# Mini B.a.d Brew Day (few Pics)



## gava (15/10/12)

Hey All,


A few of us B.A.D mates thought we'd pick a nice day to do some brewing.. Partly because we all need beer and also to test out Jay and Rolf's new rig.

Was a great day and I felt a little jealous that they were brewing out side and I was stuck inside on my rig at times... In the end there was a made up IPA from me, a LC bright ale clone and a ESB.. all should be great beers..
here's some pictures of the day


This is the day the we got... fantastic!








the BIAB setup with the high tech wind shield






The boys new rig they're trying out (best seat in the house)









This brewing is tough!








Another shot of the BIAB and a half filled garden bed.... I put my back out doing it saturday morning....

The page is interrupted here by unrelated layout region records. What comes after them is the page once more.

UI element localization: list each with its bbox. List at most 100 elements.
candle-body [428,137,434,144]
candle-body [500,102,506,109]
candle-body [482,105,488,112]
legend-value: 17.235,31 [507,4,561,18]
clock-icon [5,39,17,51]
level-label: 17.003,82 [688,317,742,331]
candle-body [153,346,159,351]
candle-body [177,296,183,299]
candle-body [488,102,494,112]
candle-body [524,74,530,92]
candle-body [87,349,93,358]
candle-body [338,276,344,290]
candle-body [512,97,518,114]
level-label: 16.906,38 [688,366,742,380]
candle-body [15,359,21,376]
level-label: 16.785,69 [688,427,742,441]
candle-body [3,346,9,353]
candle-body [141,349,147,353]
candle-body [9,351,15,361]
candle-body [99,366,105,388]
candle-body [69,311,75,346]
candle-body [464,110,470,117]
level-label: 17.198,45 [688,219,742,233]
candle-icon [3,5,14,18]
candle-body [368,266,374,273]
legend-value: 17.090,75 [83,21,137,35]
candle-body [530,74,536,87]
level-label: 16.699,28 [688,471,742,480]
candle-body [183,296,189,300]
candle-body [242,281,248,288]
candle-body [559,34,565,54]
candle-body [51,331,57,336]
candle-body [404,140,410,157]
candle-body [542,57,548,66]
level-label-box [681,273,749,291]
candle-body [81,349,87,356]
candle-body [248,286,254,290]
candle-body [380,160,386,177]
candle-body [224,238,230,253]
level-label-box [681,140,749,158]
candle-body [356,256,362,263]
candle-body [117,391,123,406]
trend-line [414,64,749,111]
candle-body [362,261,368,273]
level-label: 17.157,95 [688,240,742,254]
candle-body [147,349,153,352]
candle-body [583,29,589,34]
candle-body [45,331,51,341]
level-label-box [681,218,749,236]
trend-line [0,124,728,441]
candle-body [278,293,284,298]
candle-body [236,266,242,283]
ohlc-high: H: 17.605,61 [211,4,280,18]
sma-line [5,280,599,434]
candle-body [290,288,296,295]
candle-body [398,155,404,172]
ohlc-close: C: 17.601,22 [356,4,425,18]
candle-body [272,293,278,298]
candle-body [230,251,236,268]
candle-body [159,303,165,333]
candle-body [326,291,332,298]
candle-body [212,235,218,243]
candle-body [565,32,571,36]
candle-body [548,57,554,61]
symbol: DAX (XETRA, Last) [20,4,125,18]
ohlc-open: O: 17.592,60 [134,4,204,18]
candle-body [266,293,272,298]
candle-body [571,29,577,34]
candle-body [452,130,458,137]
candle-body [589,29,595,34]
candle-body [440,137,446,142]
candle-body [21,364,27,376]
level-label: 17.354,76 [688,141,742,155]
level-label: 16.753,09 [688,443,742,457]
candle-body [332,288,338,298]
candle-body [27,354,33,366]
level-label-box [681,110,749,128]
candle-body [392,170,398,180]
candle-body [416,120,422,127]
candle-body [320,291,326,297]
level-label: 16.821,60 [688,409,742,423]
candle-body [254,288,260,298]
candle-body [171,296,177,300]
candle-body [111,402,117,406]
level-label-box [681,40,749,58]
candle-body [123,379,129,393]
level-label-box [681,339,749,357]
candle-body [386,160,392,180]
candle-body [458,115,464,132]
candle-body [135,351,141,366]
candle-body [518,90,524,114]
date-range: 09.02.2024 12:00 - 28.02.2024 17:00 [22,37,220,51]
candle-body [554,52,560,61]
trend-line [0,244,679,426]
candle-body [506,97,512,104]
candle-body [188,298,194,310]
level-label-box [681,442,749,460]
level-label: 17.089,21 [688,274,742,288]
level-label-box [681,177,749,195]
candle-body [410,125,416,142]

My rig banished to the inside brewing my vienna IPA thing








A few chicken bits for food later on.... whacked on the smoker for a hr or so






my smoker working away with the PID controlled blower thingo I made so I can have to keep regualating the temp, does it by itself.. so much easier






This is what happens when you leave a Homebrew in the sun for a bit and then open it...










So thats all from the day, was fantastic and I think we will be doing more of theses on the nice summer days.


----------



## bruce86 (15/10/12)

nice work guys!


----------



## mmmyummybeer (20/10/12)

Great to see the BAD crew brewing away, looks like a really great day. From the pictures looks like Jay and Rolf have done a great job on the brew rig, and good to see it up and running, well done. If you have another let us know as we would definitely love to catch up.


----------